You will have probably chuckled knowingly at what transpired as it is so perfectly and profoundly predictable.
This test will establish the reality of confirmation bias – the idea that we tend to see only what we want to see, as noted above – beyond any reasonable doubt. It will likely seem to have been both obvious and ridiculous. It’s parents being parents, par for the course. How could they be so silly?
You and the observer probably even commented upon the abject silliness during the game. I hope you were discreet.
Ben Roethlisberger, two-time Super Bowl winner and Pro Bowl quarterback of the Pittsburgh Steelers, didn’t play QB in high school until his senior year because the coach’s son – one year older – was the starter. The coach was no doubt certain that he was making an entirely objective evaluation and doing what was best for the team. He still thinks he was right (of course). That’s confirmation bias. The absurdity surprises none of us.

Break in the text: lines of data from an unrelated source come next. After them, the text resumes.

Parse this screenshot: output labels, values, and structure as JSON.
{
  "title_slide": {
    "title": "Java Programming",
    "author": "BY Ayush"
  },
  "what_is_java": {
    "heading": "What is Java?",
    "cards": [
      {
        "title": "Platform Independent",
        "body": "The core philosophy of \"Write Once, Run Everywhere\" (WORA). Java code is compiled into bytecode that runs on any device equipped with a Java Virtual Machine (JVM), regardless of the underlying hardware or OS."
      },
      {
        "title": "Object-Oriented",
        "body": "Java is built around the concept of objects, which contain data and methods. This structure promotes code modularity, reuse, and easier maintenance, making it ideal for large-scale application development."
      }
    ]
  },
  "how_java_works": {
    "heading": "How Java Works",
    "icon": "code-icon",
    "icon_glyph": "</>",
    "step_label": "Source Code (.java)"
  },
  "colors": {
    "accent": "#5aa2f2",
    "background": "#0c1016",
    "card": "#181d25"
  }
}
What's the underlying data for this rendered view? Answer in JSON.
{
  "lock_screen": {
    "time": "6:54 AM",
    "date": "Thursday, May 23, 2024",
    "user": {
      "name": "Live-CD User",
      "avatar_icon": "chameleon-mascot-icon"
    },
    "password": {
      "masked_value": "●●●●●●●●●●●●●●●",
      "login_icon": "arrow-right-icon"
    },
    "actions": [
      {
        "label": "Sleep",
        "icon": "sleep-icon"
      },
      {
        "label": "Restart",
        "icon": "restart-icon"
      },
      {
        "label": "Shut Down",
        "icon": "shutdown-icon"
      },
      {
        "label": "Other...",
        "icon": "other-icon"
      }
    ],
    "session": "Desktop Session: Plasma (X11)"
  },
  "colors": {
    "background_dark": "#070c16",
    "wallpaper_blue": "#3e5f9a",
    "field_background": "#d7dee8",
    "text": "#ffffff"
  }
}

Next discuss your game. Your – oops, I mean your child’s – game. In the unlikely event that you didn’t cheat and read this entire entry before embarking on the experiment, and if you are scrupulously honest, you will recall that at your child’s game, you were no better than the parents at the second game. You likely would have denied that you were like them, of course. And if you were a jerk, you will make excuses as to why that game was unusual (“the officiating was especially bad” or “Alicia’s coach is particularly incompetent”).
Perhaps you were careful not to blame the coach entirely for his (it’s almost always a him, even for girls) inadequacies (maybe he isn’t experienced enough or well enough trained). Perhaps you weren’t as loud as others or only thought what others said out loud. Perhaps you’re really an expert where the previous parents weren’t and thus qualified to make the observations. Perhaps you’re even embarrassed at the realization of what you thought and did.
As noted above. we all suffer from cognitive and behavioral biases that poison any realistic hope we may have for objective analysis, especially about those closest to us and in whom we have the most invested. As the economists say, we have really strong priors (illustrated hysterically if very crudely here). If we are aware, we will frequently recognize it in others – especially the most egregious examples. But we will almost never recognize it in ourselves. That’s because everybody else is expressing opinions while we are stating facts, or so we are convinced. We are all derps who herp far too often. Here’s Sheldon Cooper again.
“Don’t you think if I were wrong I’d know it?”
That reality – that failing – is bias blindness. It’s our inability or unwillingness, even if and when we see it in others, to see the biases that beset us. Bias is everywhere. So is bias blindness, no matter how willing – and even eager – we are to deny it.